Là où je vis, il fait sombre mais j’aime ça. Là où je vis, cela empeste mais cela ne me dérange pas. Là où je vis, cela suinte mais cela ne me gêne pas. Car là est mon royaume. L’endroit où je me sens bien. Où je me sens chez moi. C’est au-delà de ton imagination. Au-delà de tes rêves les plus noirs. Les plus horribles. Ceux dont tu refuses de te souvenir quand tu te réveilles en sueur, baigné par la clarté fantomatique de la lune descendante. C’est pourtant bien réel. Juste en dessous. Sous tes pieds. Là où vous enterrez vos morts. Dans le froid et la terre. Je suis là et je vous observe. Toi et tous les autres. Je suis là et je vous hais. Le sais-tu ? Une haine bien pâle au regard du feu qui brûle dans mes yeux quand je vous épie, sous la fenêtre de la cuisine, à la nuit tombée. Car j’aime vous regarder. Vos gestes les plus anodins et vos gestes les plus intimes. Je suis un esprit qui hante les lieux, parmi vous et caché à vos yeux. Un visiteur nocturne.

Je vais te raconter mon histoire. Pourquoi ? Je n’en sais rien. Il ne doit pas être tout à fait l’heure. J’étais poursuivi par les hommes du shérif et par des infirmiers de l’hôpital psychiatrique de Danvers. Là-bas en Nouvelle-Angleterre. J’étais l'habitant du dernier sous-sol. A l’écart de tous. J’ai fait une promesse. Jamais je ne reviendrai vivant dans le grand bâtiment aux briques rouges. Jamais. Jamais. Tu ne supporterais pas ma confession, comment je me suis échappé. Les cris et le sang. L’air de la nuit et les clameurs des anciennes sorcières. Car c’est à Danvers qu’elles furent toutes brûlées. Les sorcières. A Danvers. Ou plutôt à Salem, son ancien nom. J’ai du sang de sorcière qui coule dans mes veines.

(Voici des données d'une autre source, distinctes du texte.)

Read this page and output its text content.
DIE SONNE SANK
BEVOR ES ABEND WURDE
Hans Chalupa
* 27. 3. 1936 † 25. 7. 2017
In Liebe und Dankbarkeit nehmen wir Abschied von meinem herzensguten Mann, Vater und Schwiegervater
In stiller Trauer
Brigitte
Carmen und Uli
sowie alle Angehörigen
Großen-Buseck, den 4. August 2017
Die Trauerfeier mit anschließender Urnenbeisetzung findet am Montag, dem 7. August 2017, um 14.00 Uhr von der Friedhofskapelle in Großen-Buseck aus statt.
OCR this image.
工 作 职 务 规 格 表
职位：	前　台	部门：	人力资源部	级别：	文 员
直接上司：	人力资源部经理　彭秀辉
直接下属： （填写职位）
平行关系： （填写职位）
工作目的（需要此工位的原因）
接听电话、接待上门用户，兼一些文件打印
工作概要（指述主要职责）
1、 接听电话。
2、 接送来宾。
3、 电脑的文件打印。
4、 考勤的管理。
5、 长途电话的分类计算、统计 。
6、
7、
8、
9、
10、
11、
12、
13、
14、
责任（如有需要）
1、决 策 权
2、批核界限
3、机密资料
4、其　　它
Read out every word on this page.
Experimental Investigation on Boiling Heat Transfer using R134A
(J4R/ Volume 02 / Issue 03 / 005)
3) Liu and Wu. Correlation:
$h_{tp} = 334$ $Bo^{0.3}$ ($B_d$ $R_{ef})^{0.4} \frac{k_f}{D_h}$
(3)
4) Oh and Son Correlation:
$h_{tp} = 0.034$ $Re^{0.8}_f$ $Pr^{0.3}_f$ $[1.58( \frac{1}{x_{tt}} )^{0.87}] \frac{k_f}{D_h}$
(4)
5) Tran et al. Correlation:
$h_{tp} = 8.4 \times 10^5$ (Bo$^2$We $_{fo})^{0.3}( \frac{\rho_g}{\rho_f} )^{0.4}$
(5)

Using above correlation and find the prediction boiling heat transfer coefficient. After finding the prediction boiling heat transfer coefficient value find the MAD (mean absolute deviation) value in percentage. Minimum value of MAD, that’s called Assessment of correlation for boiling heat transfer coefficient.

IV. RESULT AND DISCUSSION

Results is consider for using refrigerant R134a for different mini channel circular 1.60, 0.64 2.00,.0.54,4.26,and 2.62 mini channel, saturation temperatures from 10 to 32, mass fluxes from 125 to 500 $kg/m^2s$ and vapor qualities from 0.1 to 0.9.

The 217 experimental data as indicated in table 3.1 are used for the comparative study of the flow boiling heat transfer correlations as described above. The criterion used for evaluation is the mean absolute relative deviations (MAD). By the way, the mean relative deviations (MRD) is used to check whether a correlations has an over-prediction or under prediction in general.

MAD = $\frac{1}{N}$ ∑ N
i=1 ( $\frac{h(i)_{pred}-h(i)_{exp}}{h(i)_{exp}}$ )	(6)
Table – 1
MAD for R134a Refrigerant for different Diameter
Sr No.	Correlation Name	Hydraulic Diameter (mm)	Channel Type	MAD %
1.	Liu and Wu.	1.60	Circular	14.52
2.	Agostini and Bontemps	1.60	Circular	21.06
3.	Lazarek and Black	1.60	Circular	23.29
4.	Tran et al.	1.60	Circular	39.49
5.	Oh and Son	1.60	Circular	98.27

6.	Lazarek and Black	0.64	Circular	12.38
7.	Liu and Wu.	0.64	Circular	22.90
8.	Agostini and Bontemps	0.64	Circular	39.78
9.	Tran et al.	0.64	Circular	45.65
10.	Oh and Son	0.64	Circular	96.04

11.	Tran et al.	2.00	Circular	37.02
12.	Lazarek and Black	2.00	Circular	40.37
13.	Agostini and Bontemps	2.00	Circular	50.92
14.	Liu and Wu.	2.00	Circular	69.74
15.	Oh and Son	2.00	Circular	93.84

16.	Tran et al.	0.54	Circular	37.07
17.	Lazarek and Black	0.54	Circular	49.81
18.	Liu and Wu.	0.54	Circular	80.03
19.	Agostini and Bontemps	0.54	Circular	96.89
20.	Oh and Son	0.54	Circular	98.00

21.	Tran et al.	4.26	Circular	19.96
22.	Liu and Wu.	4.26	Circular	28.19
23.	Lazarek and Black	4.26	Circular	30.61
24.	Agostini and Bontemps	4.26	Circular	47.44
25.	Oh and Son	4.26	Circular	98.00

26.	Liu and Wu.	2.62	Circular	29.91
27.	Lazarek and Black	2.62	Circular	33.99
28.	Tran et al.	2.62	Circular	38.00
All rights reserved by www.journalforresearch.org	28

J’ai fui devant les chiens et leurs maîtres. Lancés sur ma piste, ils humaient ma trace. Je leur ai échappé. Une fois. Dix fois...Mais ils me traquaient toujours. Un jour, en voulant me cacher, je suis entré dans le cimetière. J’ai trouvé par hasard une ancienne galerie creusée sans doute par ceux qui vivaient là bien avant vous. Longtemps avant vous. Des créatures étranges et cruelles qui adoraient des divinités encore plus cruelles et encore plus étranges. Une civilisation disparue et toujours inconnue. J’ai trouvé l’autel où ils sacrifiaient leurs victimes, au pied d’un gigantesque bloc de pierre noire et brillante. La vasque rituelle est tellement patinée que son contact paraît soyeux. Enchâssés dans la pierre noire, j’ai découvert leurs dieux. Des dieux de cauchemar aux becs monstrueux et aux griffes acérées. Des dieux d’une mythologie ignorée et inhumaine. Des runes incompréhensibles déroulaient leurs symboles ésotériques tout autour. J’ai passé et repassé mes doigts le long de ces signes sinueux. Une étrange magie s’en est alors dégagée. Une magie malsaine et irrésistible. Une magie qui m’a enivré. Des images orgiaques et bestiales. Des formes incompréhensibles s’enroulant comme des serpents interminables autour de piliers de chairs décomposées. Des cantiques obscurs, psalmodiés par des gorges ouvertes et sanglantes. J’ai vu un chaos pulser tout au fond de la noirceur minérale, un chaos diabolique et tellement séduisant. Un chaos qui battait comme un coeur malade. Un vortex merveilleux et carnassier qui tendait ses tentacules barbelés jusqu’à l’autel, pendant que le Grand Sorcier levait ses bras en signe d’offrande extatique. Une main tenant la lame sacrificielle, l’autre tenant un coeur humain encore palpitant. Il avait tant faim, l’être sans nom qui émergeait du chaos. Il était furieux et avait immensément faim. Il lui en fallait encore et encore et jamais il n’était rassasié. Encore et encore.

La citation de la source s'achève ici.